In his sermon the pastor also said tithing exists outside the law because Abraham gave a tithe to Melchizedek after winning the battle, however many hundred years before the law was given. Yes, Abraham gave a tithe to Melchizedek from the spoils of war once, as a result of a special one-off occasion. It was not a routine practice in his life. The pastor also said that Jacob said that if God brought him safely to where he was going then he would give a tithe of everything. What the pastor neglected to say was that firstly that was conditional, and even if Jacob did indeed do it, that does not make it a compelling commandment on everyone else for all time.

Fair?
The pastor also made this argument that other people have previously made:  if someone earning £50K per month pays 10% of their income, and someone on £5K per month also pays 10% of their income, then that is “fair” because they are both paying the same percentage. However the difference is that when someone pays 10% of £50K per month, or even per year, that would still reasonably leave them with a comfortable amount to live on, whereas if someone is only earning £5K per annum, say, then that is not enough to live on to start with, much less after they have paid out 10% of that. So in truth it is not “fair” at all. It is because of this principle that progressive taxation exists where people pay not just an increasing amount but actually an increasing percentage or proportion of their salary as tax as their salary increases. This issue is particularly pertinent in this church because it is strikingly obvious that most of the congregation are of African origin, or “people of colour”. This means that statistically speaking many of these people will be in lower paid jobs, if employed at all,  perhaps subsisting at the minimum wage, and simultaneously also struggling with rapidly increasing cost of living and house rents or mortgage payments. It is to these people that the pastor is insisting that no matter how difficult things are, they should be paying 10% of their income to the Church first. Do I need to spell it out that the (Caucasian) pastor himself is making a comfortable income off the financial sacrifices of these people, where I imagine that many of these sacrifices would be exceedingly painful?

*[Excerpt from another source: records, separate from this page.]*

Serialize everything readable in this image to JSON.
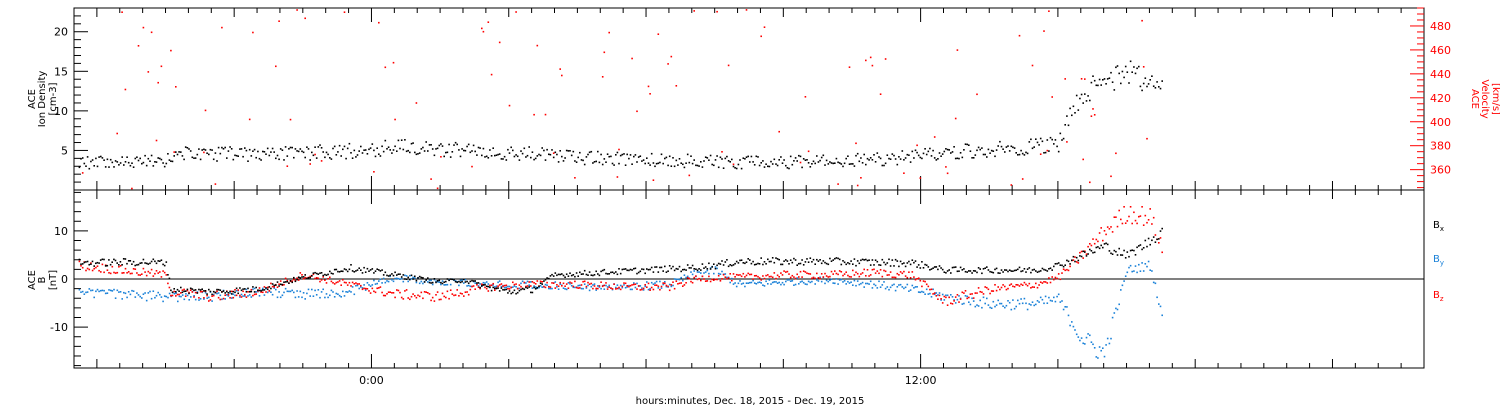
{
  "chart_data": [
    {
      "type": "scatter",
      "panel": "top",
      "ylabel_left": [
        "ACE",
        "Ion Density",
        "[cm-3]"
      ],
      "ylabel_right": [
        "ACE",
        "Velocity",
        "[km/s]"
      ],
      "left_ticks": [
        "5",
        "10",
        "15",
        "20"
      ],
      "right_ticks": [
        "360",
        "380",
        "400",
        "420",
        "440",
        "460",
        "480"
      ],
      "ylim_left": [
        0,
        23
      ],
      "ylim_right": [
        343,
        495
      ],
      "xlim_hours": [
        -6.5,
        23.0
      ],
      "x_ticks": [
        "0:00",
        "12:00"
      ],
      "series": [
        {
          "color": "#000000",
          "axis": "left",
          "points": [
            [
              -6.4,
              3.6
            ],
            [
              -5.5,
              3.5
            ],
            [
              -4.5,
              3.8
            ],
            [
              -4.4,
              4.6
            ],
            [
              -3.5,
              4.7
            ],
            [
              -2.5,
              4.5
            ],
            [
              -1.5,
              4.8
            ],
            [
              -0.5,
              5.0
            ],
            [
              0.5,
              5.5
            ],
            [
              1.5,
              5.3
            ],
            [
              2.5,
              5.0
            ],
            [
              3.5,
              4.6
            ],
            [
              4.5,
              4.2
            ],
            [
              5.5,
              4.0
            ],
            [
              6.5,
              3.9
            ],
            [
              7.0,
              3.7
            ],
            [
              7.5,
              3.6
            ],
            [
              8.0,
              3.6
            ],
            [
              9.0,
              3.6
            ],
            [
              10.0,
              3.7
            ],
            [
              11.0,
              3.9
            ],
            [
              11.8,
              4.4
            ],
            [
              12.5,
              4.8
            ],
            [
              13.5,
              5.2
            ],
            [
              14.5,
              5.6
            ],
            [
              15.0,
              6.0
            ],
            [
              15.5,
              12.5
            ],
            [
              16.0,
              13.5
            ],
            [
              16.5,
              15.0
            ],
            [
              17.0,
              14.0
            ],
            [
              17.3,
              13.0
            ]
          ]
        },
        {
          "color": "#ff0000",
          "axis": "right",
          "points": [
            [
              -6.4,
              400
            ],
            [
              -5.0,
              402
            ],
            [
              -4.5,
              400
            ],
            [
              -4.4,
              422
            ],
            [
              -3.5,
              424
            ],
            [
              -2.5,
              418
            ],
            [
              -2.0,
              412
            ],
            [
              -1.0,
              410
            ],
            [
              0.0,
              405
            ],
            [
              1.0,
              404
            ],
            [
              2.0,
              400
            ],
            [
              3.0,
              396
            ],
            [
              4.0,
              390
            ],
            [
              5.0,
              380
            ],
            [
              6.0,
              377
            ],
            [
              7.0,
              375
            ],
            [
              7.5,
              374
            ],
            [
              8.0,
              360
            ],
            [
              9.0,
              356
            ],
            [
              10.0,
              354
            ],
            [
              11.0,
              356
            ],
            [
              11.8,
              359
            ],
            [
              12.5,
              372
            ],
            [
              13.0,
              368
            ],
            [
              14.0,
              366
            ],
            [
              14.5,
              362
            ],
            [
              15.0,
              360
            ],
            [
              15.5,
              470
            ],
            [
              16.0,
              480
            ],
            [
              16.5,
              470
            ],
            [
              17.0,
              460
            ],
            [
              17.3,
              450
            ]
          ]
        }
      ]
    },
    {
      "type": "scatter",
      "panel": "bottom",
      "ylabel_left": [
        "ACE",
        "B",
        "[nT]"
      ],
      "left_ticks": [
        "-10",
        "0",
        "10"
      ],
      "ylim": [
        -18.5,
        18.5
      ],
      "xlim_hours": [
        -6.5,
        23.0
      ],
      "x_ticks": [
        "0:00",
        "12:00"
      ],
      "legend": [
        {
          "name": "B",
          "sub": "x",
          "color": "#000000"
        },
        {
          "name": "B",
          "sub": "y",
          "color": "#1b82d8"
        },
        {
          "name": "B",
          "sub": "z",
          "color": "#ff0000"
        }
      ],
      "series": [
        {
          "name": "Bx",
          "color": "#000000",
          "points": [
            [
              -6.4,
              3.5
            ],
            [
              -5.0,
              3.7
            ],
            [
              -4.5,
              3.5
            ],
            [
              -4.4,
              -2.0
            ],
            [
              -3.5,
              -2.5
            ],
            [
              -2.5,
              -2.0
            ],
            [
              -1.5,
              0.5
            ],
            [
              -0.5,
              2.5
            ],
            [
              0.5,
              1.0
            ],
            [
              1.5,
              -0.5
            ],
            [
              2.0,
              0.0
            ],
            [
              2.5,
              -1.5
            ],
            [
              3.0,
              -2.5
            ],
            [
              3.5,
              -2.0
            ],
            [
              4.0,
              1.0
            ],
            [
              5.0,
              1.5
            ],
            [
              6.0,
              2.0
            ],
            [
              7.0,
              2.5
            ],
            [
              7.5,
              3.0
            ],
            [
              8.0,
              3.8
            ],
            [
              9.0,
              3.8
            ],
            [
              10.0,
              3.8
            ],
            [
              11.0,
              3.6
            ],
            [
              11.8,
              3.5
            ],
            [
              12.5,
              2.0
            ],
            [
              13.5,
              2.0
            ],
            [
              14.5,
              2.0
            ],
            [
              15.0,
              3.0
            ],
            [
              15.5,
              5.0
            ],
            [
              16.0,
              7.0
            ],
            [
              16.5,
              5.0
            ],
            [
              17.0,
              8.0
            ],
            [
              17.3,
              10.5
            ]
          ]
        },
        {
          "name": "By",
          "color": "#1b82d8",
          "points": [
            [
              -6.4,
              -2.5
            ],
            [
              -5.5,
              -3.0
            ],
            [
              -4.5,
              -3.5
            ],
            [
              -3.5,
              -3.5
            ],
            [
              -2.5,
              -2.5
            ],
            [
              -1.5,
              -3.0
            ],
            [
              -0.5,
              -2.5
            ],
            [
              0.5,
              0.5
            ],
            [
              1.5,
              -0.5
            ],
            [
              2.5,
              -1.0
            ],
            [
              3.5,
              -1.0
            ],
            [
              4.5,
              -1.5
            ],
            [
              5.5,
              -1.5
            ],
            [
              6.5,
              -1.0
            ],
            [
              7.0,
              1.0
            ],
            [
              7.5,
              2.0
            ],
            [
              8.0,
              -1.0
            ],
            [
              9.0,
              -0.5
            ],
            [
              10.0,
              0.0
            ],
            [
              11.0,
              -1.0
            ],
            [
              11.8,
              -2.0
            ],
            [
              12.5,
              -3.5
            ],
            [
              13.5,
              -5.0
            ],
            [
              14.5,
              -5.0
            ],
            [
              15.0,
              -4.0
            ],
            [
              15.5,
              -12.0
            ],
            [
              16.0,
              -15.5
            ],
            [
              16.5,
              2.0
            ],
            [
              17.0,
              3.0
            ],
            [
              17.3,
              -8.5
            ]
          ]
        },
        {
          "name": "Bz",
          "color": "#ff0000",
          "points": [
            [
              -6.4,
              3.0
            ],
            [
              -5.5,
              2.0
            ],
            [
              -4.5,
              1.0
            ],
            [
              -4.4,
              -2.5
            ],
            [
              -3.5,
              -3.5
            ],
            [
              -2.5,
              -2.5
            ],
            [
              -1.5,
              1.0
            ],
            [
              -0.5,
              -1.0
            ],
            [
              0.5,
              -3.0
            ],
            [
              1.5,
              -3.5
            ],
            [
              2.5,
              -1.5
            ],
            [
              3.5,
              -1.0
            ],
            [
              4.5,
              -1.0
            ],
            [
              5.5,
              -1.5
            ],
            [
              6.5,
              -1.5
            ],
            [
              7.0,
              0.0
            ],
            [
              7.5,
              0.5
            ],
            [
              8.0,
              0.5
            ],
            [
              9.0,
              1.0
            ],
            [
              10.0,
              1.0
            ],
            [
              11.0,
              1.5
            ],
            [
              11.8,
              1.0
            ],
            [
              12.5,
              -4.5
            ],
            [
              13.5,
              -2.0
            ],
            [
              14.5,
              -1.0
            ],
            [
              15.0,
              0.5
            ],
            [
              15.5,
              5.0
            ],
            [
              16.0,
              10.0
            ],
            [
              16.5,
              14.0
            ],
            [
              17.0,
              13.0
            ],
            [
              17.3,
              6.0
            ]
          ]
        }
      ]
    }
  ],
  "xlabel": "hours:minutes, Dec. 18, 2015 - Dec. 19, 2015"
}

Finally one issue that immediately struck me regarding this particular church and this particular pastor was this, when they announced their fundraising campaign: this particular sermon that we had today is part of their series on stewardship. However, from the outset they said that they are raising funds for repairing their church over and above people’s existing giving including their existing tithing.  Seriously?  If people are already giving tithes then this is exactly what it should be used for, the upkeep of the church etc. As leaders you know that your church is hundreds of years old.  Did it never occur to you that such a building would periodically need expensive repairs? Has it never happened before? If you as the church leaders fail to maintain enough in your budget for such repairs then I would humbly suggest that it sounds like you are the ones who need the sermons on stewardship.

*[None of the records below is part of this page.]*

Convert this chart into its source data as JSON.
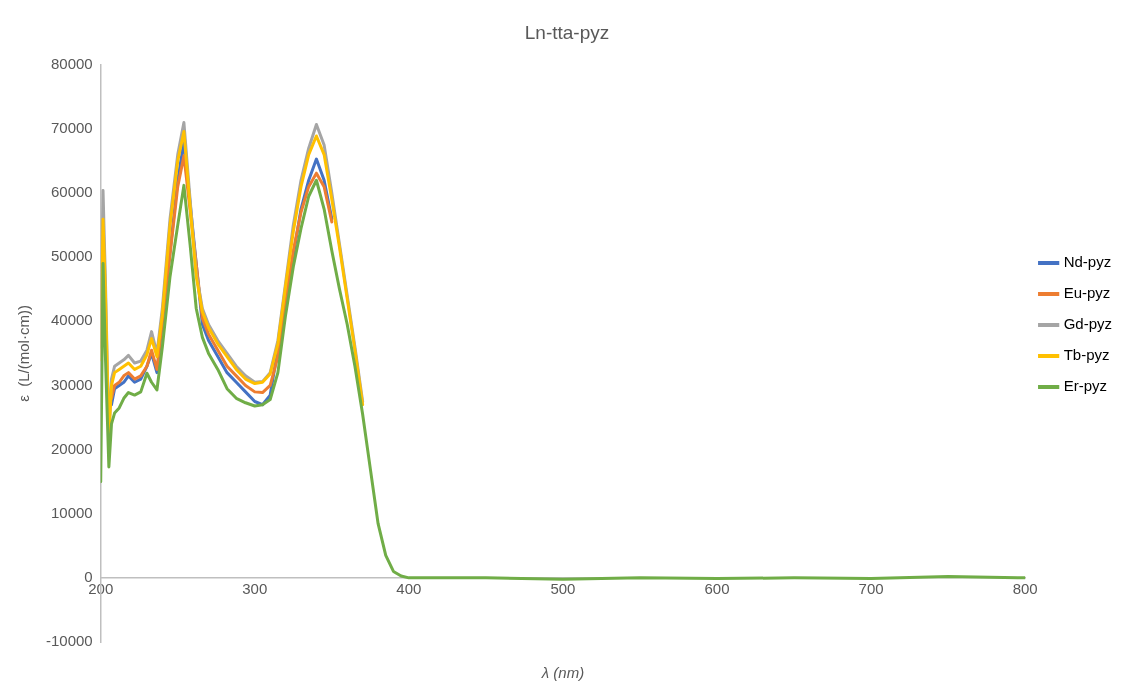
{
  "chart_data": {
    "type": "line",
    "title": "Ln-tta-pyz",
    "xlabel": "λ (nm)",
    "ylabel": "ε  (L/(mol·cm))",
    "x": [
      200,
      201.5,
      203,
      205.3,
      207,
      209,
      212,
      215,
      218,
      222,
      226,
      230,
      233,
      236.5,
      240,
      245,
      250,
      254,
      258,
      262,
      266,
      270,
      276,
      282,
      288,
      294,
      300,
      305,
      310,
      315,
      320,
      325,
      330,
      335,
      340,
      345,
      350,
      355,
      360,
      365,
      370,
      375,
      380,
      385,
      390,
      395,
      400,
      450,
      500,
      550,
      600,
      650,
      700,
      750,
      800
    ],
    "series": [
      {
        "name": "Nd-pyz",
        "color": "#4472c4",
        "values": [
          null,
          null,
          null,
          null,
          27000,
          29500,
          30000,
          30500,
          31500,
          30500,
          31000,
          33000,
          35000,
          32000,
          null,
          null,
          62000,
          68000,
          null,
          null,
          39500,
          37000,
          34500,
          32000,
          30500,
          29000,
          27500,
          27000,
          28500,
          null,
          null,
          null,
          57500,
          62000,
          65300,
          62000,
          56000,
          null,
          null,
          null,
          null,
          null,
          null,
          null,
          null,
          null,
          null,
          null,
          null,
          null,
          null,
          null,
          null,
          null,
          null
        ]
      },
      {
        "name": "Eu-pyz",
        "color": "#ed7d31",
        "values": [
          null,
          null,
          null,
          null,
          28000,
          30000,
          30500,
          31500,
          32000,
          31000,
          31500,
          33000,
          35500,
          32500,
          null,
          null,
          61000,
          65800,
          null,
          null,
          40500,
          38000,
          35500,
          33000,
          31500,
          30000,
          29000,
          28900,
          30000,
          34500,
          43000,
          51000,
          57000,
          61000,
          63100,
          61000,
          55500,
          null,
          null,
          null,
          null,
          null,
          null,
          null,
          null,
          null,
          null,
          null,
          null,
          null,
          null,
          null,
          null,
          null,
          null
        ]
      },
      {
        "name": "Gd-pyz",
        "color": "#a5a5a5",
        "values": [
          36000,
          60400,
          47000,
          22000,
          31000,
          33000,
          33500,
          34000,
          34700,
          33500,
          33800,
          35500,
          38400,
          35000,
          42000,
          56000,
          66000,
          71000,
          59000,
          47500,
          42000,
          39500,
          37000,
          35000,
          33000,
          31500,
          30500,
          30600,
          32000,
          37000,
          46000,
          55000,
          62000,
          67000,
          70700,
          67500,
          60000,
          52000,
          44000,
          36000,
          27500,
          null,
          null,
          null,
          null,
          null,
          null,
          null,
          null,
          null,
          null,
          null,
          null,
          null,
          null
        ]
      },
      {
        "name": "Tb-pyz",
        "color": "#ffc000",
        "values": [
          34000,
          55900,
          45000,
          22000,
          30000,
          32000,
          32500,
          33000,
          33500,
          32500,
          33000,
          34800,
          37300,
          34500,
          41000,
          55000,
          65000,
          69600,
          58000,
          47000,
          41500,
          39000,
          36500,
          34500,
          32500,
          31000,
          30300,
          30500,
          31800,
          36500,
          45500,
          54000,
          61000,
          66000,
          68900,
          66000,
          59000,
          51500,
          43500,
          35500,
          27000,
          null,
          null,
          null,
          null,
          null,
          null,
          null,
          null,
          null,
          null,
          null,
          null,
          null,
          null
        ]
      },
      {
        "name": "Er-pyz",
        "color": "#70ad47",
        "values": [
          15000,
          49000,
          35000,
          17300,
          24000,
          25700,
          26500,
          28000,
          28900,
          28500,
          29000,
          31900,
          30500,
          29300,
          36000,
          47000,
          55000,
          61200,
          52000,
          42000,
          37500,
          35000,
          32500,
          29500,
          28000,
          27300,
          26800,
          27000,
          27800,
          32000,
          41000,
          48500,
          54500,
          59500,
          62000,
          57500,
          51000,
          45000,
          39500,
          33000,
          25500,
          17000,
          8500,
          3500,
          1000,
          300,
          0,
          0,
          -200,
          0,
          -100,
          0,
          -100,
          200,
          0
        ]
      }
    ],
    "xlim": [
      200,
      800
    ],
    "xticks": [
      200,
      300,
      400,
      500,
      600,
      700,
      800
    ],
    "ylim": [
      -10000,
      80000
    ],
    "yticks": [
      -10000,
      0,
      10000,
      20000,
      30000,
      40000,
      50000,
      60000,
      70000,
      80000
    ],
    "grid": false,
    "legend": "right",
    "marker": "none",
    "line_style": "solid"
  }
}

Oh but guess what?  It turns out that they do have enough money in their budget!  The brutal truth that occurs to me is that the predominantly Caucasian leadership just want to bilk their generous, giving, committed, predominantly African/”people of colour” congregation out of yet more money. It might sound harsh, but from everything I have observed so far about this church, and also similar churches it sadly seems entirely plausible… But perhaps we will leave that particular can of worms for another day…like why does a predominantly African church have predominantly Caucasian leadership in the first place, hmm?